CINEMA: Shortcutz Ovar Sessão #95
Com | Bruno Ferreira, Stella Carneiro, Gonçalo Loureiro
Apresentação | Tiago Alves
150 Minutos | Maiores de 14 Anos
Escola de Artes e Ofícios
29 Mai 2025 | qui | 21:30
A fechar a primeira metade da presente temporada competitiva do Shortcutz Ovar, a Escola de Artes e Ofícios abriu de novo as portas aos cinéfilos para mais uma sessão de filmes que voltaram a ilustrar a qualidade e variedade do cinema português em versão curta. Bruno Ferreira, Stella Carneiro e Gonçalo Loureiro preencheram o serão com três propostas que tiveram em comum uma ideia de imprevisibilidade, mostrando na tela os imponderáveis que surgem quando menos se esperam e que fazem com que os mais variados projectos vejam as suas trajectórias alteradas, para o bem e para o mal, pondo à prova a resiliência e capacidade de reinvenção de cada um. É o cinema a imitar a vida e a mostrar-se herdeiro do quotidiano, dando a ver realidades que nos são próximas, com as quais estabelecemos relações empáticas e nos empurram para a reflexão e para o auto-questionamento. Ter a possibilidade de debater com os criadores os pormenores dos seus trabalhos é a mais-valia destas sessões e que o público tão bem sabe reconhecer com a sua presença sempre atenta e entusiástica e com o seu caloroso aplauso.
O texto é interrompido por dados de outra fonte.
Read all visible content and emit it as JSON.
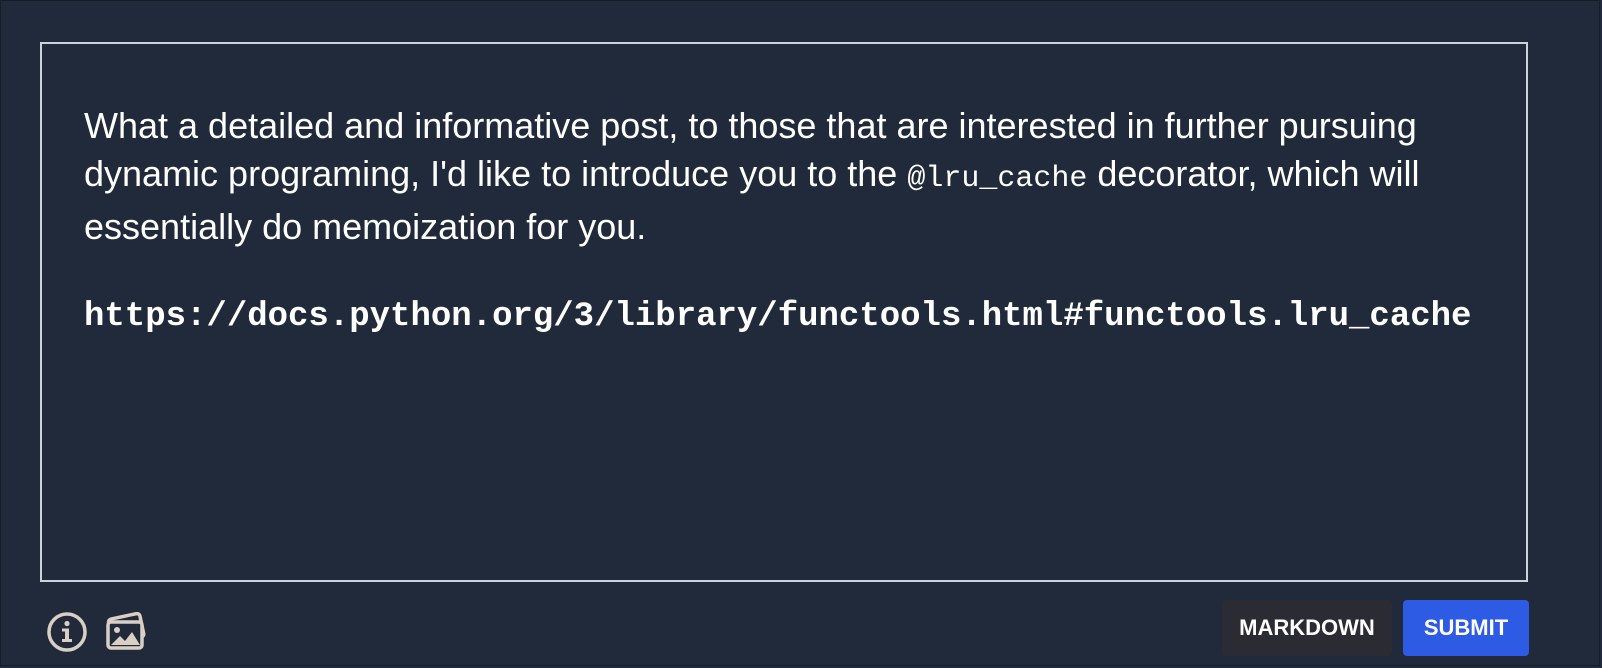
{
  "editor": {
    "paragraph": {
      "text_before": "What a detailed and informative post, to those that are interested in further pursuing dynamic programing, I'd like to introduce you to the ",
      "code": "@lru_cache",
      "text_after": " decorator, which will essentially do memoization for you."
    },
    "url_text": "https://docs.python.org/3/library/functools.html#functools.lru_cache"
  },
  "toolbar": {
    "info_icon": "info-icon",
    "image_icon": "image-upload-icon",
    "markdown_label": "MARKDOWN",
    "submit_label": "SUBMIT"
  },
  "colors": {
    "background": "#212a3b",
    "editor_border": "#c9d3dc",
    "icon_color": "#d9cfc5",
    "markdown_button": "#2b2b34",
    "submit_button": "#2d5be3",
    "text": "#ffffff"
  }
}
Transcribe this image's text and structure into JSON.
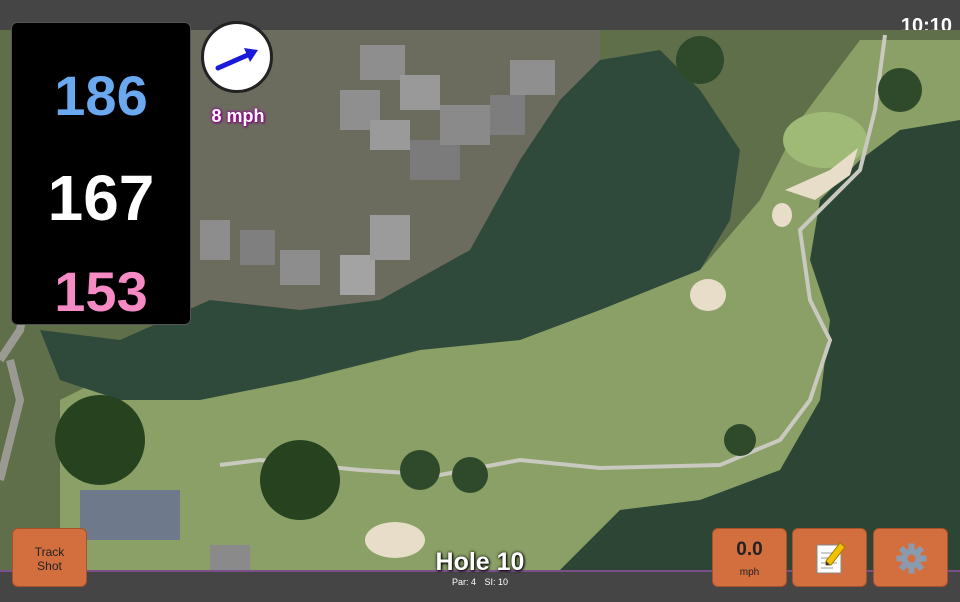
{
  "status": {
    "time": "10:10"
  },
  "distances": {
    "back": "186",
    "middle": "167",
    "front": "153"
  },
  "wind": {
    "speed": "8 mph",
    "direction_icon": "arrow-icon"
  },
  "buttons": {
    "track_shot": "Track\nShot",
    "speed_value": "0.0",
    "speed_unit": "mph",
    "notes_icon": "notepad-icon",
    "settings_icon": "gear-icon"
  },
  "hole": {
    "title": "Hole 10",
    "par": "Par: 4",
    "si": "SI: 10"
  },
  "colors": {
    "back": "#6aa8f0",
    "middle": "#ffffff",
    "front": "#f58ac4",
    "button": "#d36e3e",
    "accent": "#7a4f8a"
  }
}
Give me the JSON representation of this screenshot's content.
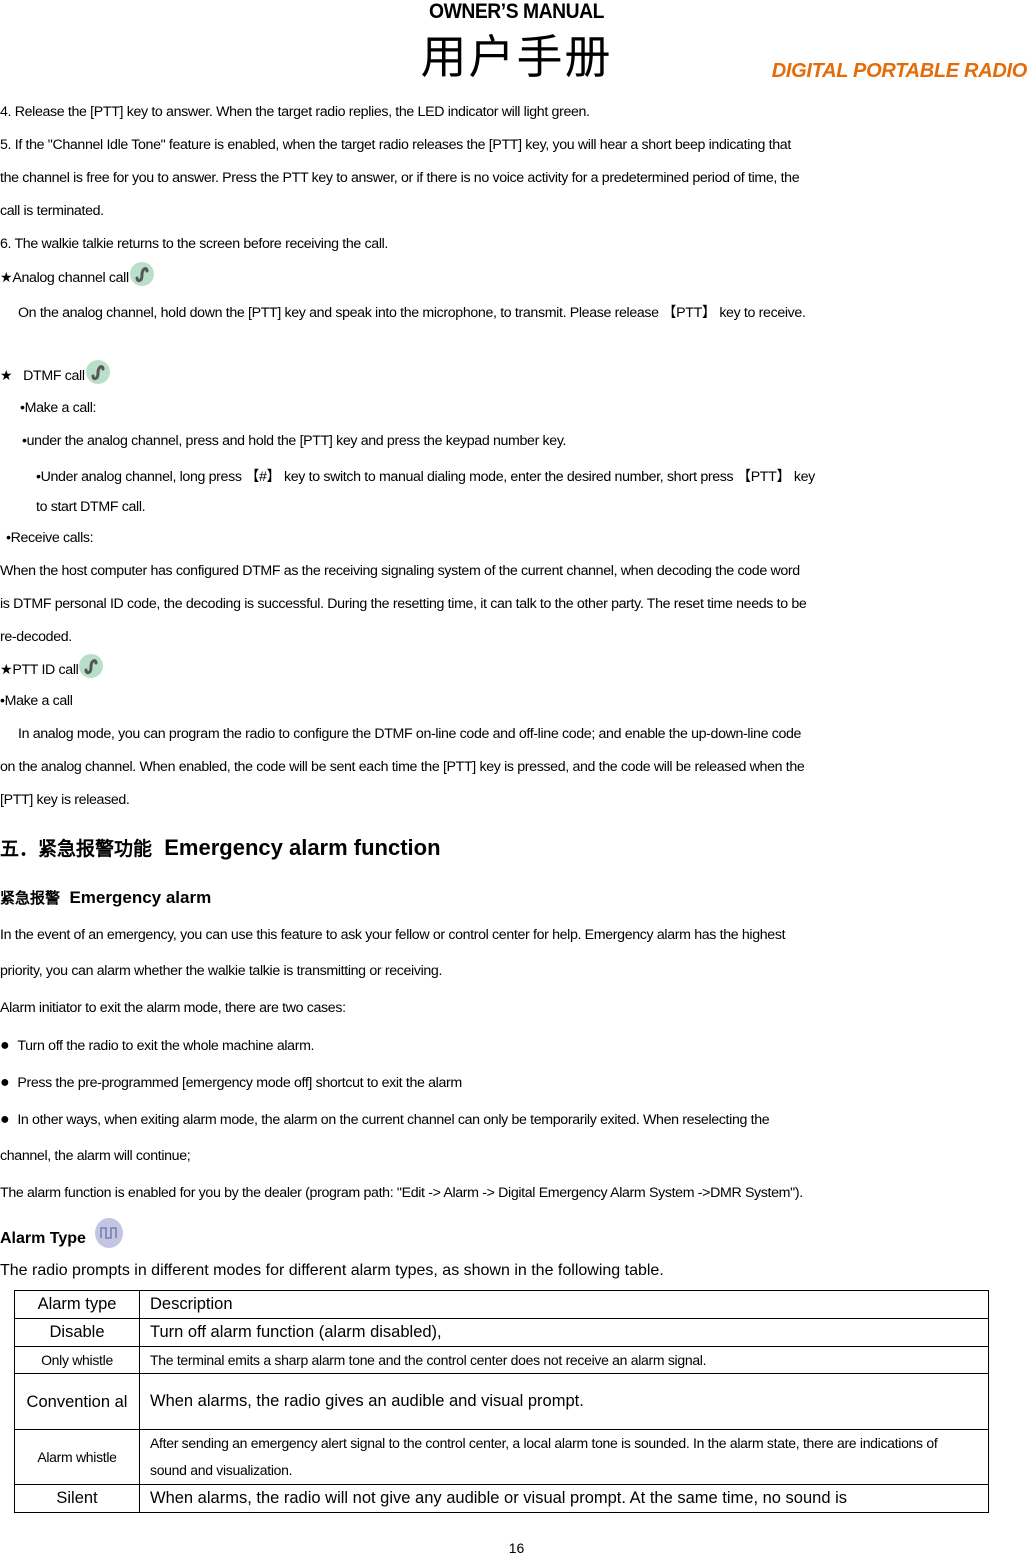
{
  "header": {
    "title_en": "OWNER’S MANUAL",
    "title_cn": "用户手册",
    "subtitle": "DIGITAL PORTABLE RADIO",
    "subtitle_color": "#e36c09"
  },
  "steps": [
    "4. Release the [PTT] key to answer. When the target radio replies, the LED indicator will light green.",
    "5. If the \"Channel Idle Tone\" feature is enabled, when the target radio releases the [PTT] key, you will hear a short beep indicating that",
    "the channel is free for you to answer. Press the PTT key to answer, or if there is no voice activity for a predetermined period of time, the",
    "call is terminated.",
    "6. The walkie talkie returns to the screen before receiving the call."
  ],
  "analog_call": {
    "star": "★",
    "title": "Analog channel call",
    "icon": "analog-mode-icon",
    "text": "On the analog channel, hold down the [PTT] key and speak into the microphone, to transmit. Please release 【PTT】 key to receive."
  },
  "dtmf_call": {
    "star": "★",
    "title": "DTMF call",
    "icon": "analog-mode-icon",
    "make_call": "•Make a call:",
    "line1": "•under the analog channel, press and hold the [PTT] key and press the keypad number key.",
    "line2": "•Under analog channel, long press 【#】 key to switch to manual dialing mode, enter the desired number, short press 【PTT】 key",
    "line2b": "to start DTMF call.",
    "receive": "•Receive calls:",
    "receive_lines": [
      "When the host computer has configured DTMF as the receiving signaling system of the current channel, when decoding the code word",
      "is DTMF personal ID code, the decoding is successful. During the resetting time, it can talk to the other party. The reset time needs to be",
      "re-decoded."
    ]
  },
  "ptt_id_call": {
    "star": "★",
    "title": "PTT ID call",
    "icon": "analog-mode-icon",
    "make_call": "•Make a call",
    "lines": [
      "In analog mode, you can program the radio to configure the DTMF on-line code and off-line code; and enable the up-down-line code",
      "on the analog channel. When enabled, the code will be sent each time the [PTT] key is pressed, and the code will be released when the",
      "[PTT] key is released."
    ]
  },
  "section5": {
    "title_cn": "五．紧急报警功能",
    "title_en": "Emergency alarm function",
    "sub_cn": "紧急报警",
    "sub_en": "Emergency alarm",
    "intro": [
      "In the event of an emergency, you can use this feature to ask your fellow or control center for help. Emergency alarm has the highest",
      "priority, you can alarm whether the walkie talkie is transmitting or receiving."
    ],
    "exit_intro": "Alarm initiator to exit the alarm mode, there are two cases:",
    "bullets": [
      "Turn off the radio to exit the whole machine alarm.",
      "Press the pre-programmed [emergency mode off] shortcut to exit the alarm",
      "In other ways, when exiting alarm mode, the alarm on the current channel can only be temporarily exited. When reselecting the"
    ],
    "bullet_cont": "channel, the alarm will continue;",
    "program_path": "The alarm function is enabled for you by the dealer (program path: \"Edit -> Alarm -> Digital Emergency Alarm System ->DMR System\").",
    "alarm_type_title": "Alarm Type",
    "alarm_type_icon": "digital-mode-icon",
    "alarm_type_intro": "The radio prompts in different modes for different alarm types, as shown in the following table."
  },
  "alarm_table": {
    "headers": [
      "Alarm type",
      "Description"
    ],
    "rows": [
      {
        "type": "Disable",
        "desc": "Turn off alarm function (alarm disabled),"
      },
      {
        "type": "Only whistle",
        "desc": "The terminal emits a sharp alarm tone and the control center does not receive an alarm signal."
      },
      {
        "type": "Convention al",
        "desc": "When alarms, the radio gives an audible and visual prompt."
      },
      {
        "type": "Alarm whistle",
        "desc": "After sending an emergency alert signal to the control center, a local alarm tone is sounded. In the alarm state, there are indications of sound and visualization."
      },
      {
        "type": "Silent",
        "desc": "When alarms, the radio will not give any audible or visual prompt. At the same time, no sound is"
      }
    ]
  },
  "footer": {
    "page_number": "16"
  }
}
Bruno Ferreira abriu a sessão com a história de um realizador de cinema e da sua produtora executiva que se encontram com uma cartomante para conseguirem informações e ideias para o próximo filme. Bloqueios criativos acontecem. Já o recurso a uma cartomante na tentativa de os resolver não será tão comum. Mas foi precisamente isso que a dupla fez, transformando a conversa com Becas Lírio no ponto de partida de “Nunca Mais é Demasiado Tempo”. O inesperado acontece quando Iris Cayatte, a actriz que iria protagonizar o filme, adoece repentinamente, deixando realizador, produção e equipa técnica entregues a si próprios. A ideia de precariedade impõe-se de maneira intensa, mas também a de fatalidade, ou esta situação não tivesse sido prevista pela cartomante meia dúzia de meses antes da feitura do filme. O momento é delicado e exige resposta pronta e eficaz. É então que Bruno Ferreira saca da manga a carta certa, lançando Raquel da Silva para a frente da câmara. Com alguma ironia e muito humor, o realizador mostra que fazer um filme pode ser um processo muito livre, haja para tanto vontade e imaginação.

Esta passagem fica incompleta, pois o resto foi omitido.